Anführen könnte das Ministerium die Mainzer Landtagsabgeordnete Katharina Binz, die das erste grüne Direktmandat in der rheinland-pfälzischen Geschichte einheimsen konnte. Ex-Grünen-Spitzenkandidat Daniel Köbler würde dann als Abgeordneter nachrücken, der Absturz in die politische Bedeutungslosigkeit bliebe ihm erspart. Ebenfalls gehandelt als Ministerin wird Pia Schellhammer. Für Binz spricht neben dem offensichtlichen Erfolg beim Wähler auch ihre inhaltliche Stärke. Vor ihrer Babypause wirkte sie in jeder Sitzung des Integrationsausschusses – auf dem Höhepunkt der Flüchtlingsdebatte – perfekt vorbereitet. So stützte sie die damals strauchelnde Ministerin Spiegel und ermöglichte deren Aufstieg überhaupt.

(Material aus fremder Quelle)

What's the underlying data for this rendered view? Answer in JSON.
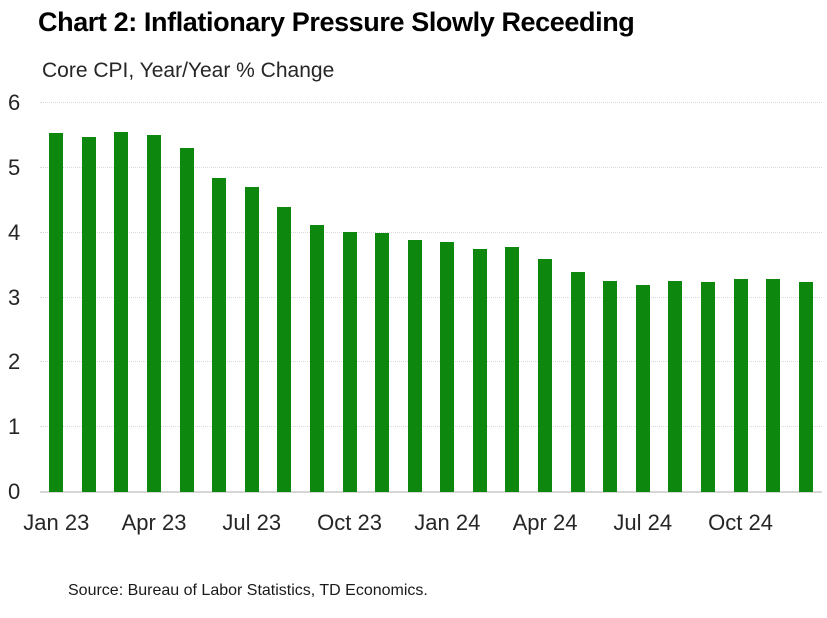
{
  "title": "Chart 2: Inflationary Pressure Slowly Receeding",
  "subtitle": "Core CPI, Year/Year % Change",
  "source": "Source: Bureau of Labor Statistics, TD Economics.",
  "chart_data": {
    "type": "bar",
    "title": "Chart 2: Inflationary Pressure Slowly Receeding",
    "ylabel": "Core CPI, Year/Year % Change",
    "xlabel": "",
    "categories": [
      "Jan 23",
      "Feb 23",
      "Mar 23",
      "Apr 23",
      "May 23",
      "Jun 23",
      "Jul 23",
      "Aug 23",
      "Sep 23",
      "Oct 23",
      "Nov 23",
      "Dec 23",
      "Jan 24",
      "Feb 24",
      "Mar 24",
      "Apr 24",
      "May 24",
      "Jun 24",
      "Jul 24",
      "Aug 24",
      "Sep 24",
      "Oct 24",
      "Nov 24",
      "Dec 24"
    ],
    "values": [
      5.53,
      5.48,
      5.56,
      5.51,
      5.31,
      4.84,
      4.7,
      4.39,
      4.12,
      4.01,
      4.0,
      3.89,
      3.86,
      3.75,
      3.78,
      3.59,
      3.39,
      3.26,
      3.19,
      3.25,
      3.24,
      3.28,
      3.28,
      3.24
    ],
    "x_tick_labels": [
      "Jan 23",
      "Apr 23",
      "Jul 23",
      "Oct 23",
      "Jan 24",
      "Apr 24",
      "Jul 24",
      "Oct 24"
    ],
    "x_tick_every": 3,
    "y_ticks": [
      0,
      1,
      2,
      3,
      4,
      5,
      6
    ],
    "ylim": [
      0,
      6
    ],
    "bar_color": "#0e870e",
    "grid": true,
    "gridline_color": "#d9d9d9",
    "axis_line_color": "#d6d6d6",
    "legend": false
  }
}
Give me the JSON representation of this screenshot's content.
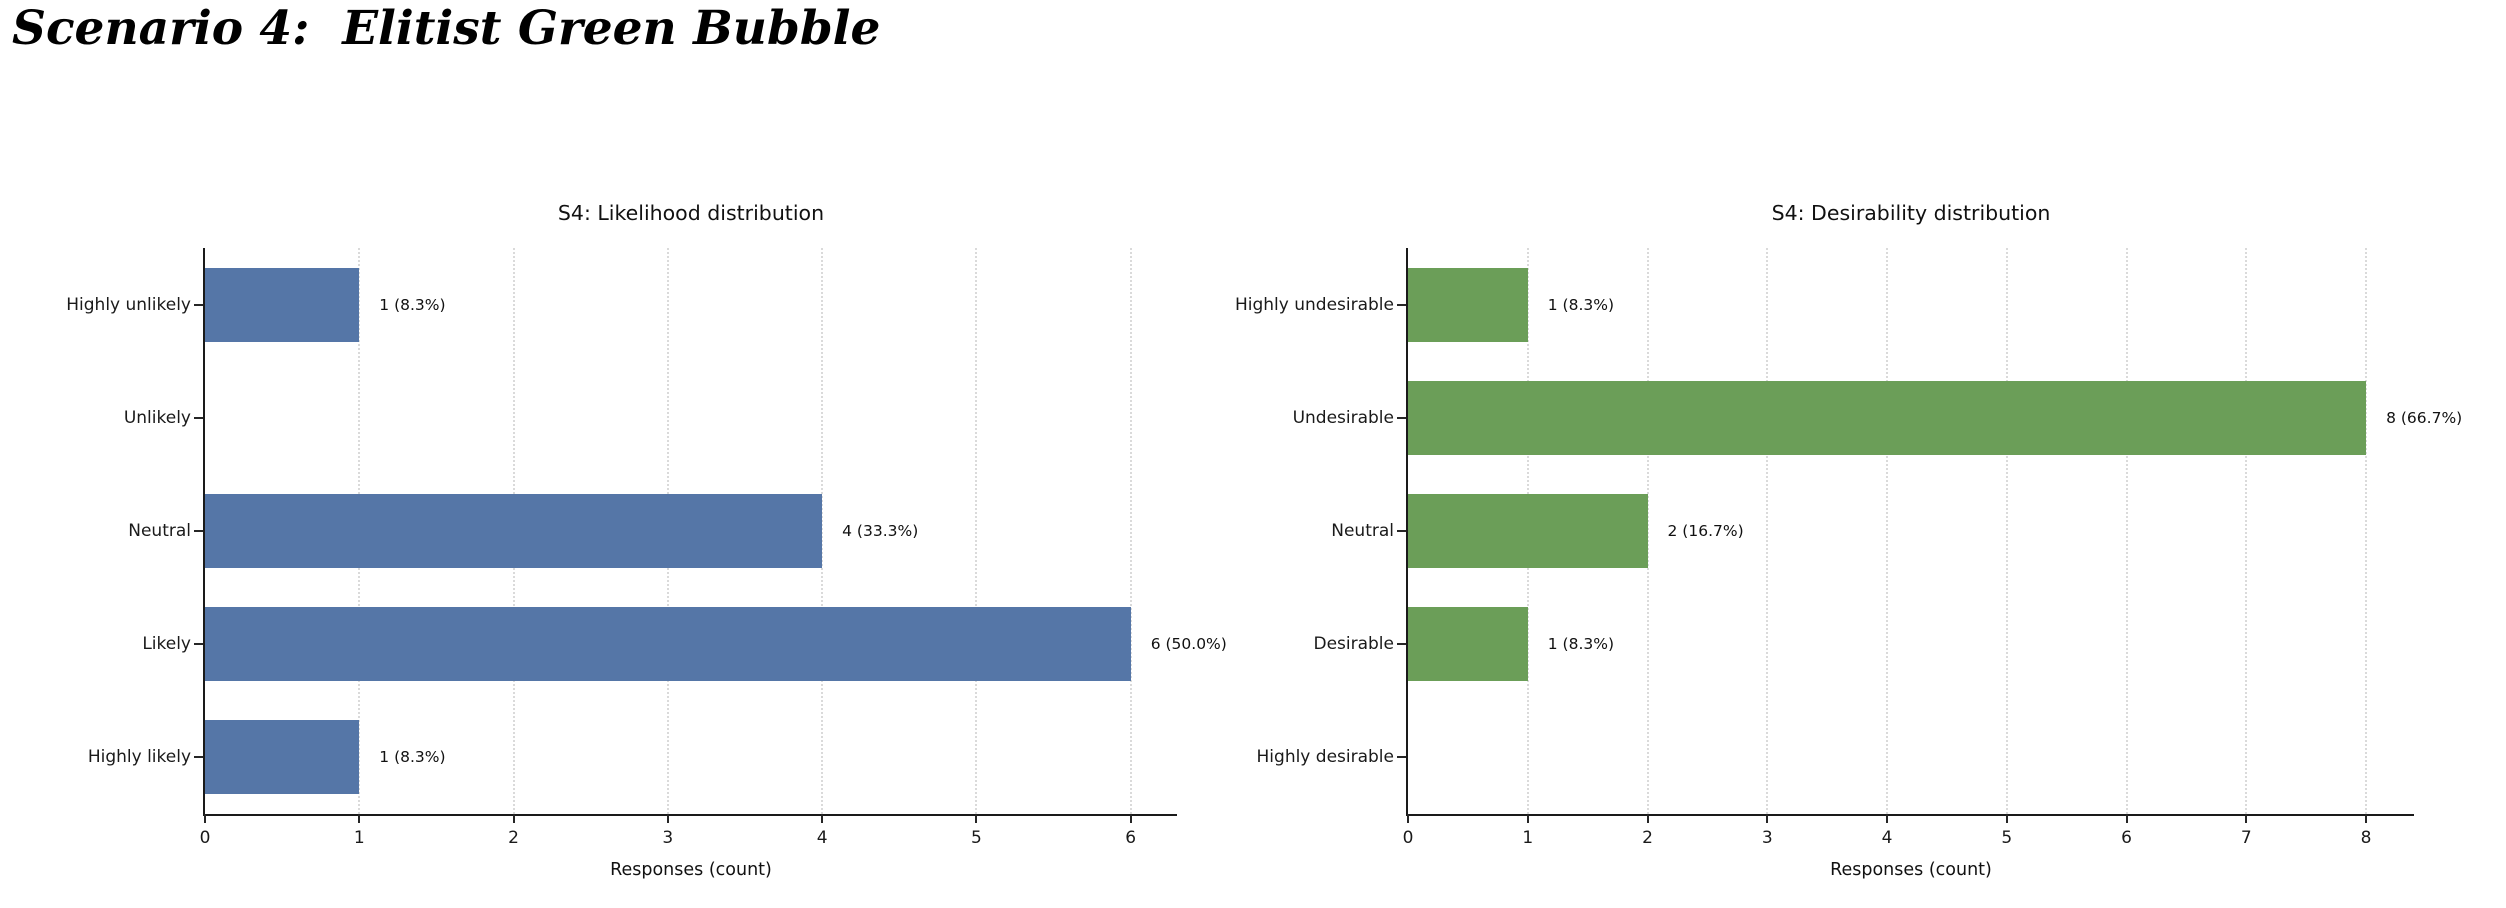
{
  "page": {
    "title": "Scenario 4:  Elitist Green Bubble"
  },
  "chart_data": [
    {
      "type": "bar",
      "orientation": "horizontal",
      "title": "S4: Likelihood distribution",
      "xlabel": "Responses (count)",
      "categories": [
        "Highly unlikely",
        "Unlikely",
        "Neutral",
        "Likely",
        "Highly likely"
      ],
      "values": [
        1,
        0,
        4,
        6,
        1
      ],
      "value_labels": [
        "1 (8.3%)",
        "",
        "4 (33.3%)",
        "6 (50.0%)",
        "1 (8.3%)"
      ],
      "xticks": [
        0,
        1,
        2,
        3,
        4,
        5,
        6
      ],
      "xlim": [
        0,
        6.3
      ],
      "bar_color": "#5576a7",
      "grid": "dotted-vertical",
      "legend": "none"
    },
    {
      "type": "bar",
      "orientation": "horizontal",
      "title": "S4: Desirability distribution",
      "xlabel": "Responses (count)",
      "categories": [
        "Highly undesirable",
        "Undesirable",
        "Neutral",
        "Desirable",
        "Highly desirable"
      ],
      "values": [
        1,
        8,
        2,
        1,
        0
      ],
      "value_labels": [
        "1 (8.3%)",
        "8 (66.7%)",
        "2 (16.7%)",
        "1 (8.3%)",
        ""
      ],
      "xticks": [
        0,
        1,
        2,
        3,
        4,
        5,
        6,
        7,
        8
      ],
      "xlim": [
        0,
        8.4
      ],
      "bar_color": "#6b9e58",
      "grid": "dotted-vertical",
      "legend": "none"
    }
  ]
}
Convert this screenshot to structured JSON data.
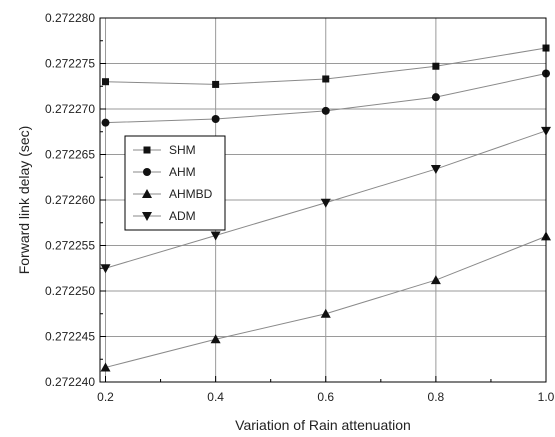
{
  "chart_data": {
    "type": "line",
    "title": "",
    "xlabel": "Variation of Rain attenuation",
    "ylabel": "Forward link delay (sec)",
    "x": [
      0.2,
      0.4,
      0.6,
      0.8,
      1.0
    ],
    "x_ticks": [
      "0.2",
      "0.4",
      "0.6",
      "0.8",
      "1.0"
    ],
    "xlim": [
      0.19,
      1.0
    ],
    "y_ticks": [
      "0.272240",
      "0.272245",
      "0.272250",
      "0.272255",
      "0.272260",
      "0.272265",
      "0.272270",
      "0.272275",
      "0.272280"
    ],
    "ylim": [
      0.27224,
      0.27228
    ],
    "grid": true,
    "legend_position": "center-left",
    "series": [
      {
        "name": "SHM",
        "marker": "square",
        "values": [
          0.272273,
          0.2722727,
          0.2722733,
          0.2722747,
          0.2722767
        ]
      },
      {
        "name": "AHM",
        "marker": "circle",
        "values": [
          0.2722685,
          0.2722689,
          0.2722698,
          0.2722713,
          0.2722739
        ]
      },
      {
        "name": "AHMBD",
        "marker": "triangle-up",
        "values": [
          0.2722416,
          0.2722447,
          0.2722475,
          0.2722512,
          0.272256
        ]
      },
      {
        "name": "ADM",
        "marker": "triangle-down",
        "values": [
          0.2722525,
          0.2722561,
          0.2722597,
          0.2722634,
          0.2722676
        ]
      }
    ],
    "colors": {
      "line": "#8a8a8a",
      "marker": "#111111",
      "grid": "#9a9a9a"
    }
  }
}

Kernthema der kommenden Legislaturperiode sollte – darin waren sich die Koalitionäre rasch einig – die Digitalisierung werden. Früh machten Gerüchte von einem „Digitalstaatssekretär“ die Runde. Mister Breitband könnte Randolf Stich werden. Der Innenstaatssekretär war  schon in den vergangenen Jahren für den Glasfaserausbau zuständig.

An einem Haus basteln die Genossen noch: dem Wissenschaftsministerium. Minister Wolf konnte politisch kaum positive Akzente setzen. Die Hochschulreform wurde zu einem Dauerzankapfel. Einmal pro Jahr durfte das Haus die defizitären Finanzen der Unimedizin in Mainz rechtfertigten. An Impulsen fehlte es. Ausgerechnet der mächtige Fraktionschef Alexander Schweitzer scheint es sich zur persönlichen Agenda gemacht zu haben, dies zu ändern. Der Pfälzer verhandelte die Bereiche Wissenschaft und Wirtschaft, soll den Bereich Innovation und Wissenstransfer im Haus ansiedeln wollen. Damit würde aus dem Hochschulverwaltungshaus ein Zukunftsministerium.